そして、この娘もまた肉親を選べなかったのだということも……。

 「その時の哀しみ」という言葉を見たとたん、この人は生まれながらの詩人だな、と思いました。人間の存在の哀しみを判らなければ、詩人である必要がないと思っています。それが判る人だけが詩を書けばいい、判らない人は無理をして詩を書く必要はない、とも思います。むしろ詩なんて書かない方がどれだけ楽に生きられることか。それは決して悪いことではありません。そういう生き方をしている人が人類の大部分ですし、それを批判する気は毛頭ありません。
 ただ、どういう訳か「その時の哀しみ」を知ってしまった。知ったからには書くしかありません。逃げることはできないのです。それが与えられた義務だと思います。

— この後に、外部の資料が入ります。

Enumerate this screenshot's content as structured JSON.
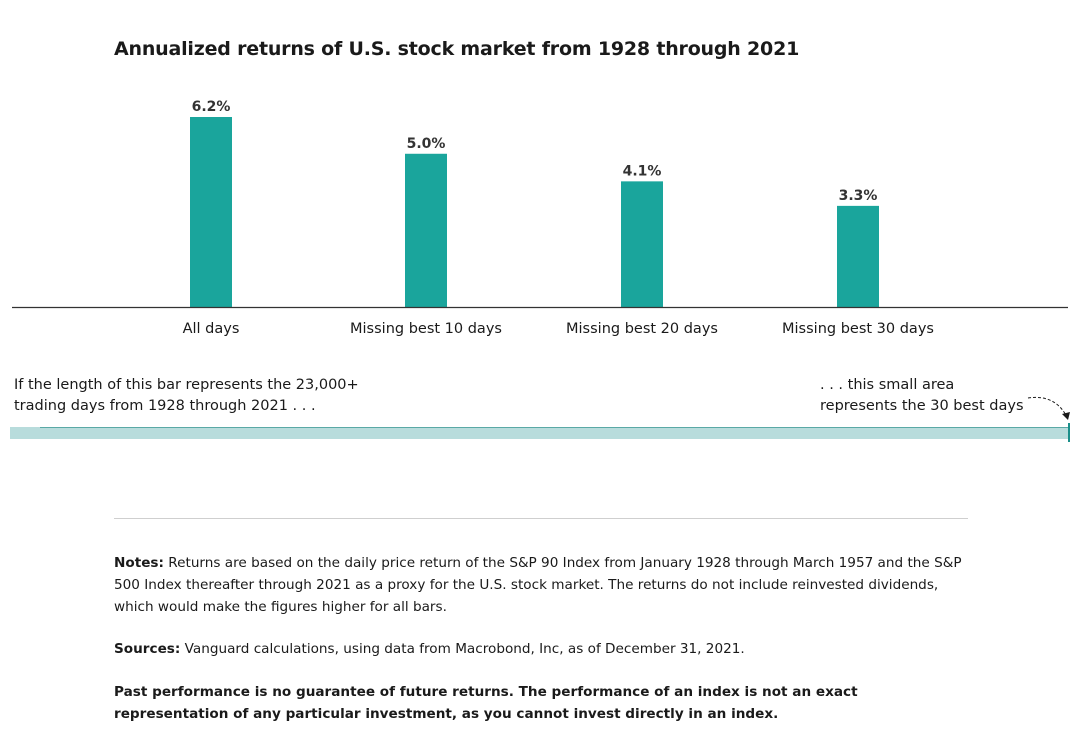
{
  "chart_data": {
    "type": "bar",
    "title": "Annualized returns of U.S. stock market from 1928 through 2021",
    "categories": [
      "All days",
      "Missing best 10 days",
      "Missing best 20 days",
      "Missing best 30 days"
    ],
    "values": [
      6.2,
      5.0,
      4.1,
      3.3
    ],
    "value_labels": [
      "6.2%",
      "5.0%",
      "4.1%",
      "3.3%"
    ],
    "ylim": [
      0,
      6.2
    ],
    "grid": false,
    "xlabel": "",
    "ylabel": "",
    "bar_color": "#1aa59c"
  },
  "annotation": {
    "left_line1": "If the length of this bar represents the 23,000+",
    "left_line2": "trading days from 1928 through 2021 . . .",
    "right_line1": ". . . this small area",
    "right_line2": "represents the 30 best days",
    "bar_color": "#b8dcdc",
    "edge_color": "#1a8f8a"
  },
  "footer": {
    "notes_label": "Notes:",
    "notes_text": " Returns are based on the daily price return of the S&P 90 Index from January 1928 through March 1957 and the S&P 500 Index thereafter through 2021 as a proxy for the U.S. stock market. The returns do not include reinvested dividends, which would make the figures higher for all bars.",
    "sources_label": "Sources:",
    "sources_text": " Vanguard calculations, using data from Macrobond, Inc, as of December 31, 2021.",
    "disclaimer": "Past performance is no guarantee of future returns. The performance of an index is not an exact representation of any particular investment, as you cannot invest directly in an index."
  }
}
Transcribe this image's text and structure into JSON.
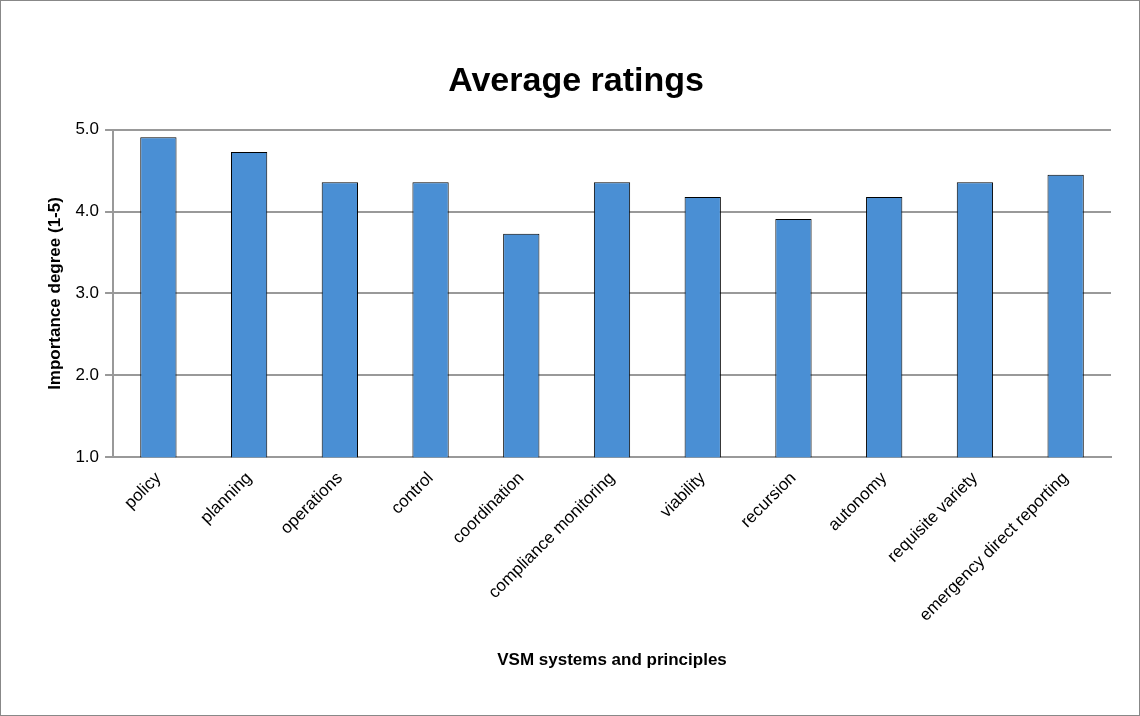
{
  "chart_data": {
    "type": "bar",
    "title": "Average ratings",
    "xlabel": "VSM systems and principles",
    "ylabel": "Importance degree (1-5)",
    "categories": [
      "policy",
      "planning",
      "operations",
      "control",
      "coordination",
      "compliance monitoring",
      "viability",
      "recursion",
      "autonomy",
      "requisite variety",
      "emergency direct reporting"
    ],
    "values": [
      4.91,
      4.73,
      4.36,
      4.36,
      3.73,
      4.36,
      4.18,
      3.91,
      4.18,
      4.36,
      4.45
    ],
    "color": "#4a8fd4",
    "ylim": [
      1,
      5
    ],
    "yticks": [
      {
        "value": 1,
        "label": "1.0"
      },
      {
        "value": 2,
        "label": "2.0"
      },
      {
        "value": 3,
        "label": "3.0"
      },
      {
        "value": 4,
        "label": "4.0"
      },
      {
        "value": 5,
        "label": "5.0"
      }
    ],
    "grid": "y",
    "legend": false
  }
}
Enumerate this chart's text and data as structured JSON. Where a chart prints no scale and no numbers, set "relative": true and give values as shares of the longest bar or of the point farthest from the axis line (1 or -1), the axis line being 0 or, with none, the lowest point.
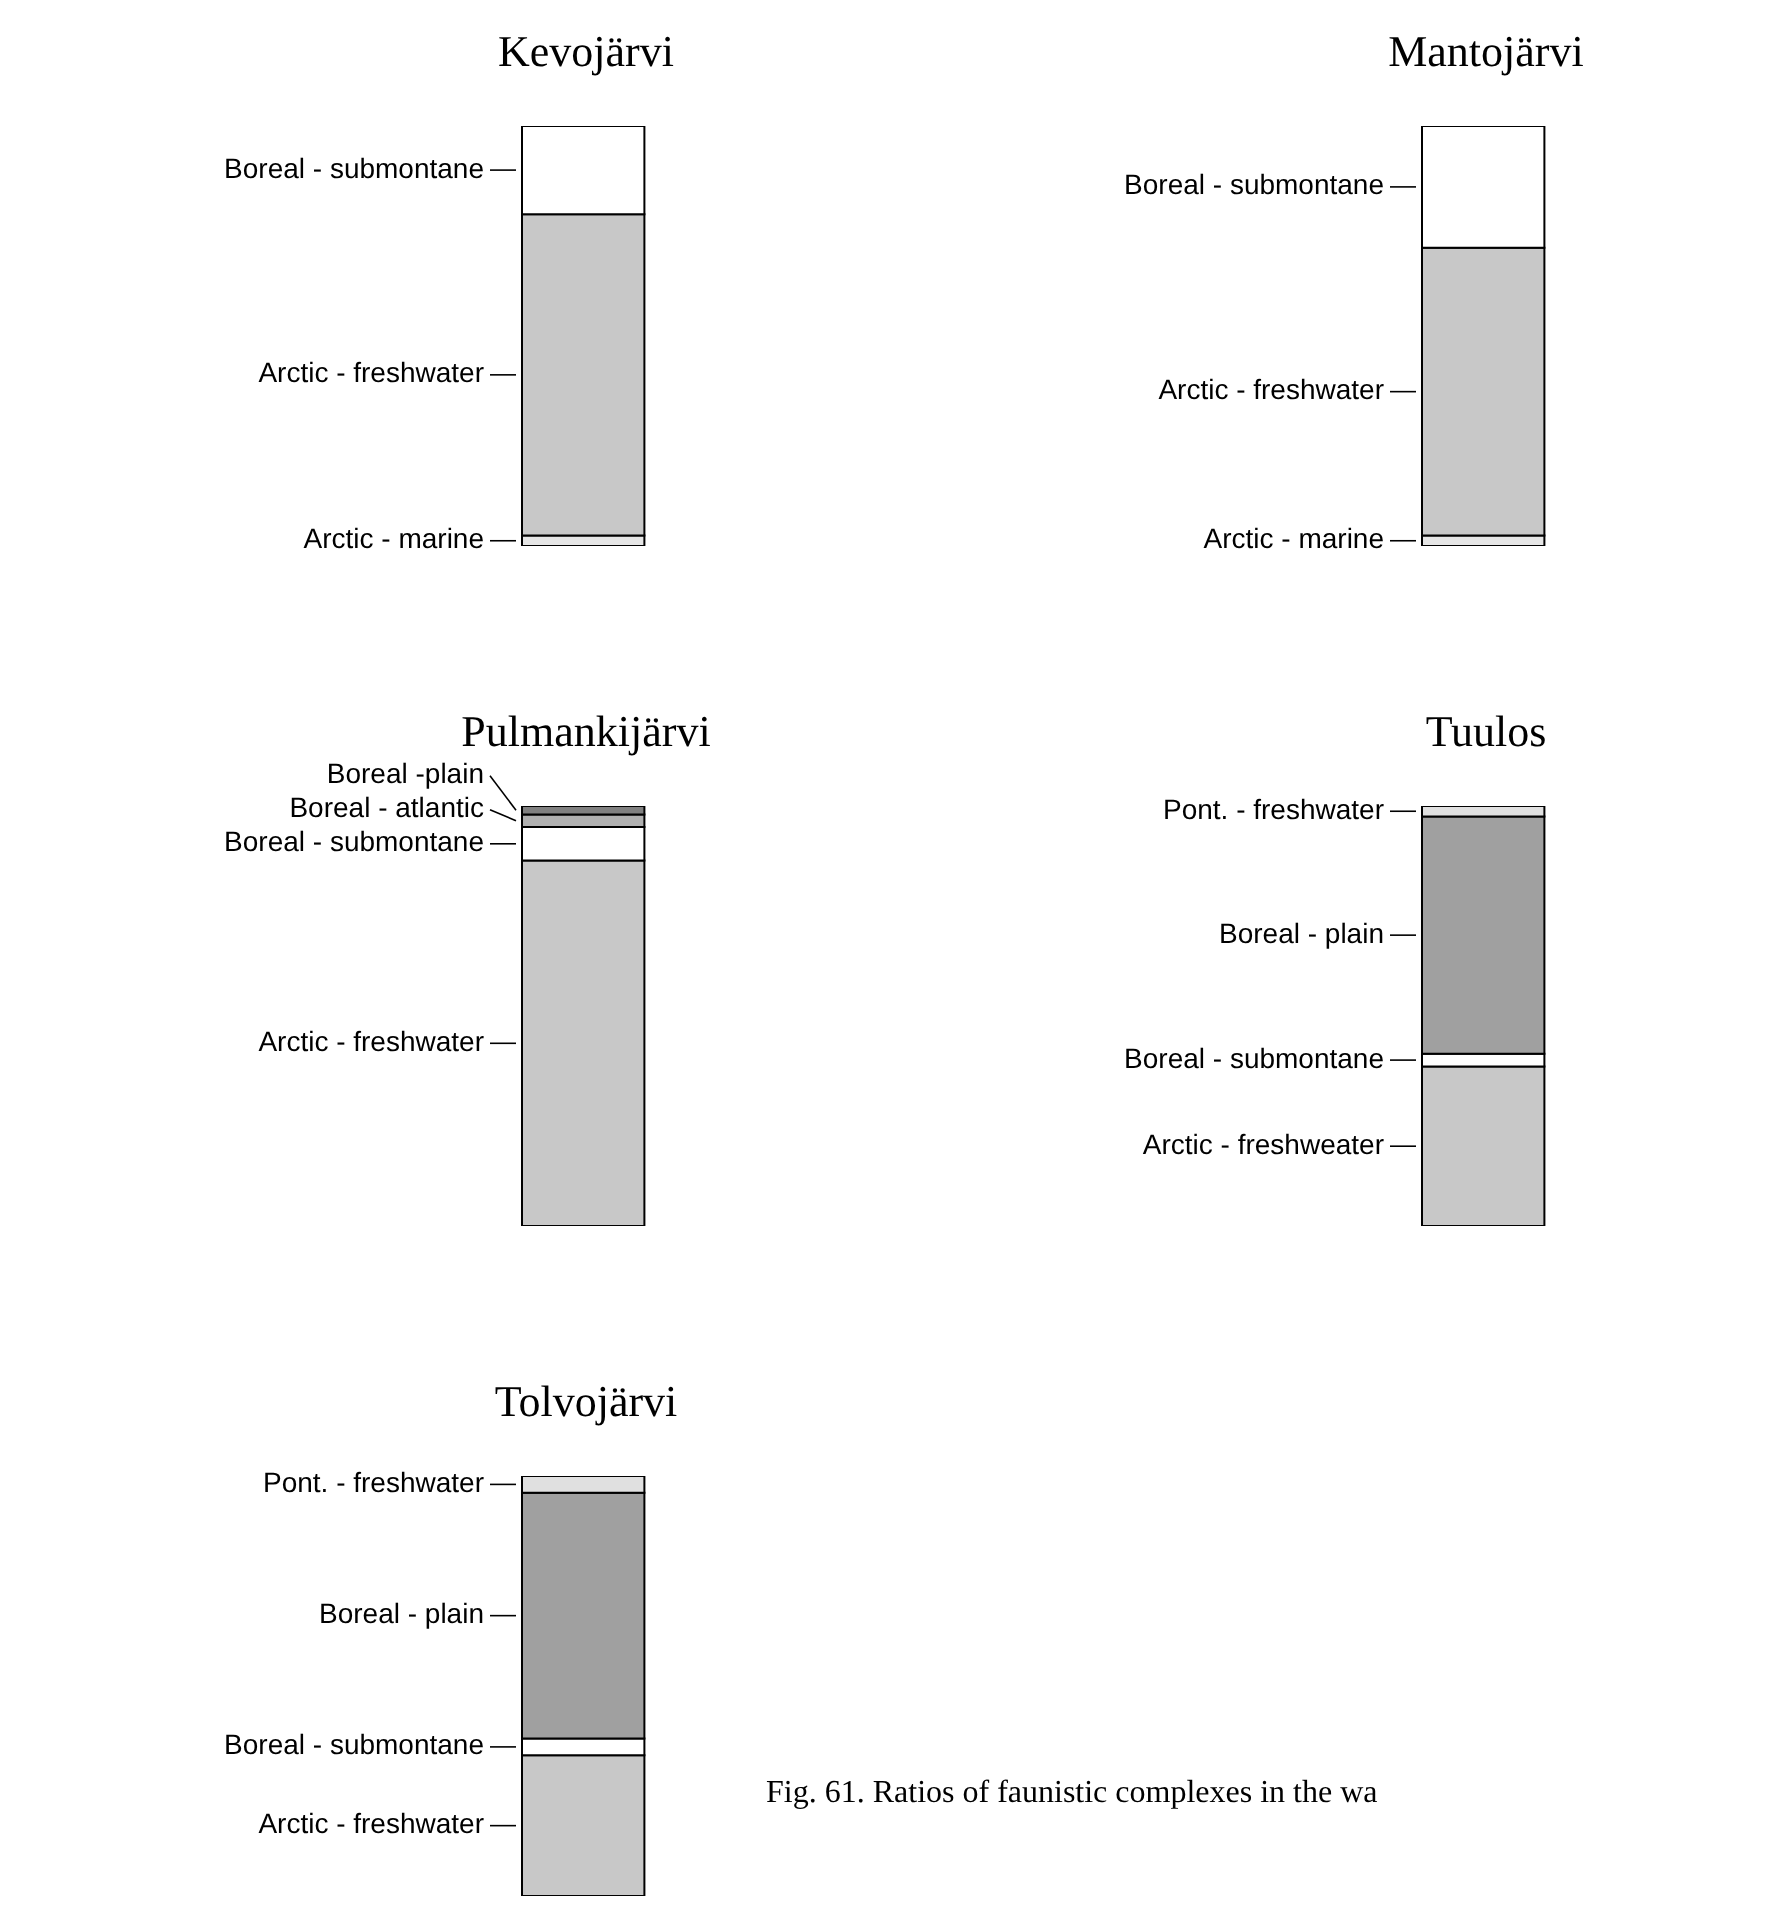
{
  "chart_data": [
    {
      "type": "bar",
      "title": "Kevojärvi",
      "stacked": true,
      "relative": true,
      "legend": "left",
      "categories": [
        null
      ],
      "series": [
        {
          "name": "Arctic - marine",
          "color": "#e6e6e6",
          "values": [
            0.025
          ]
        },
        {
          "name": "Arctic - freshwater",
          "color": "#c8c8c8",
          "values": [
            0.765
          ]
        },
        {
          "name": "Boreal - submontane",
          "color": "#ffffff",
          "values": [
            0.21
          ]
        }
      ]
    },
    {
      "type": "bar",
      "title": "Mantojärvi",
      "stacked": true,
      "relative": true,
      "legend": "left",
      "categories": [
        null
      ],
      "series": [
        {
          "name": "Arctic - marine",
          "color": "#e6e6e6",
          "values": [
            0.025
          ]
        },
        {
          "name": "Arctic - freshwater",
          "color": "#c8c8c8",
          "values": [
            0.685
          ]
        },
        {
          "name": "Boreal - submontane",
          "color": "#ffffff",
          "values": [
            0.29
          ]
        }
      ]
    },
    {
      "type": "bar",
      "title": "Pulmankijärvi",
      "stacked": true,
      "relative": true,
      "legend": "left",
      "categories": [
        null
      ],
      "series": [
        {
          "name": "Arctic - freshwater",
          "color": "#c8c8c8",
          "values": [
            0.87
          ]
        },
        {
          "name": "Boreal - submontane",
          "color": "#ffffff",
          "values": [
            0.08
          ]
        },
        {
          "name": "Boreal - atlantic",
          "color": "#b0b0b0",
          "values": [
            0.03
          ]
        },
        {
          "name": "Boreal -plain",
          "color": "#808080",
          "values": [
            0.02
          ]
        }
      ]
    },
    {
      "type": "bar",
      "title": "Tuulos",
      "stacked": true,
      "relative": true,
      "legend": "left",
      "categories": [
        null
      ],
      "series": [
        {
          "name": "Arctic - freshweater",
          "color": "#c8c8c8",
          "values": [
            0.38
          ]
        },
        {
          "name": "Boreal - submontane",
          "color": "#ffffff",
          "values": [
            0.03
          ]
        },
        {
          "name": "Boreal - plain",
          "color": "#a0a0a0",
          "values": [
            0.565
          ]
        },
        {
          "name": "Pont. - freshwater",
          "color": "#e0e0e0",
          "values": [
            0.025
          ]
        }
      ]
    },
    {
      "type": "bar",
      "title": "Tolvojärvi",
      "stacked": true,
      "relative": true,
      "legend": "left",
      "categories": [
        null
      ],
      "annotations": [
        "Fig. 61. Ratios of faunistic complexes in the wa"
      ],
      "series": [
        {
          "name": "Arctic - freshwater",
          "color": "#c8c8c8",
          "values": [
            0.335
          ]
        },
        {
          "name": "Boreal - submontane",
          "color": "#ffffff",
          "values": [
            0.04
          ]
        },
        {
          "name": "Boreal - plain",
          "color": "#a0a0a0",
          "values": [
            0.585
          ]
        },
        {
          "name": "Pont. - freshwater",
          "color": "#e0e0e0",
          "values": [
            0.04
          ]
        }
      ]
    }
  ]
}
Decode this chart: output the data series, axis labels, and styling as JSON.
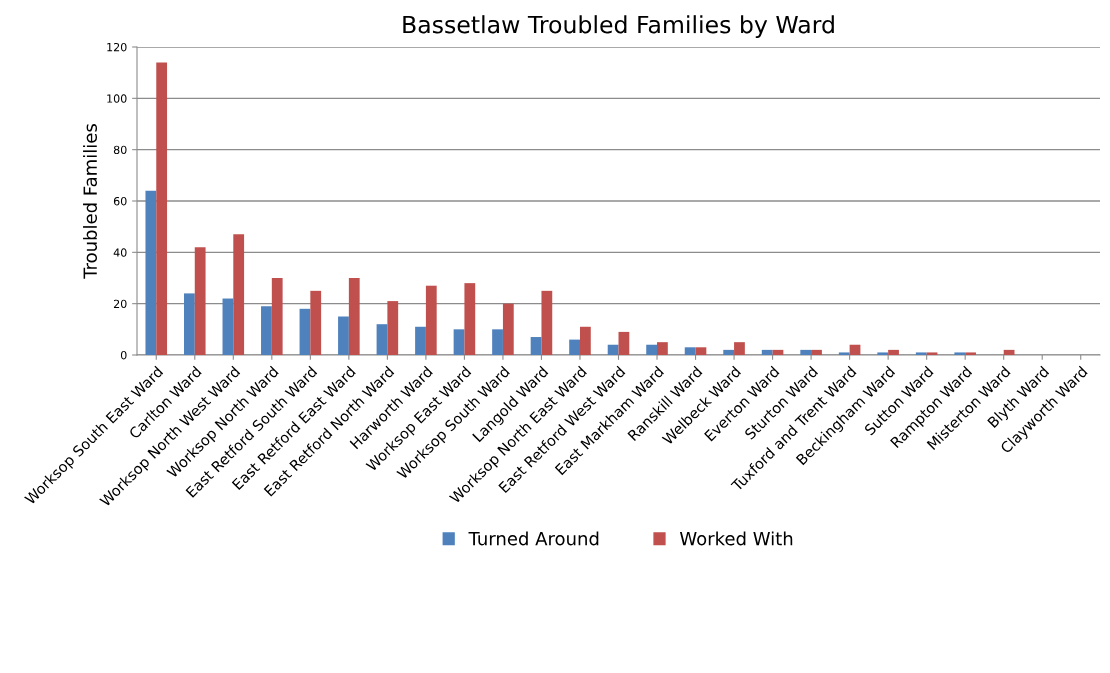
{
  "chart_data": {
    "type": "bar",
    "title": "Bassetlaw Troubled Families by Ward",
    "ylabel": "Troubled Families",
    "categories": [
      "Worksop South East Ward",
      "Carlton Ward",
      "Worksop North West Ward",
      "Worksop North Ward",
      "East Retford South Ward",
      "East Retford East Ward",
      "East Retford North Ward",
      "Harworth Ward",
      "Worksop East Ward",
      "Worksop South Ward",
      "Langold Ward",
      "Worksop North East Ward",
      "East Retford West Ward",
      "East Markham Ward",
      "Ranskill Ward",
      "Welbeck Ward",
      "Everton Ward",
      "Sturton Ward",
      "Tuxford and Trent Ward",
      "Beckingham Ward",
      "Sutton Ward",
      "Rampton Ward",
      "Misterton Ward",
      "Blyth Ward",
      "Clayworth Ward"
    ],
    "series": [
      {
        "name": "Turned Around",
        "color": "#4f81bd",
        "values": [
          64,
          24,
          22,
          19,
          18,
          15,
          12,
          11,
          10,
          10,
          7,
          6,
          4,
          4,
          3,
          2,
          2,
          2,
          1,
          1,
          1,
          1,
          0,
          0,
          0
        ]
      },
      {
        "name": "Worked With",
        "color": "#c0504d",
        "values": [
          114,
          42,
          47,
          30,
          25,
          30,
          21,
          27,
          28,
          20,
          25,
          11,
          9,
          5,
          3,
          5,
          2,
          2,
          4,
          2,
          1,
          1,
          2,
          0,
          0
        ]
      }
    ],
    "ylim": [
      0,
      120
    ],
    "yticks": [
      0,
      20,
      40,
      60,
      80,
      100,
      120
    ],
    "grid": "y",
    "legend": "bottom"
  }
}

 高田さんはこの短い作品の中に本質的な詩人の要素を書き出していて、私も忘れがちななぜ詩を書くのか≠ニいう原点を久しぶりに思いだしました。肉親、人間の歴史など、この作品に含まれる重要なテーマについても解説しなければなりませんが、それはやめます。「その時の哀しみ」だけを取り出して充分でしょう。詩の根源を改めて考えさせられました。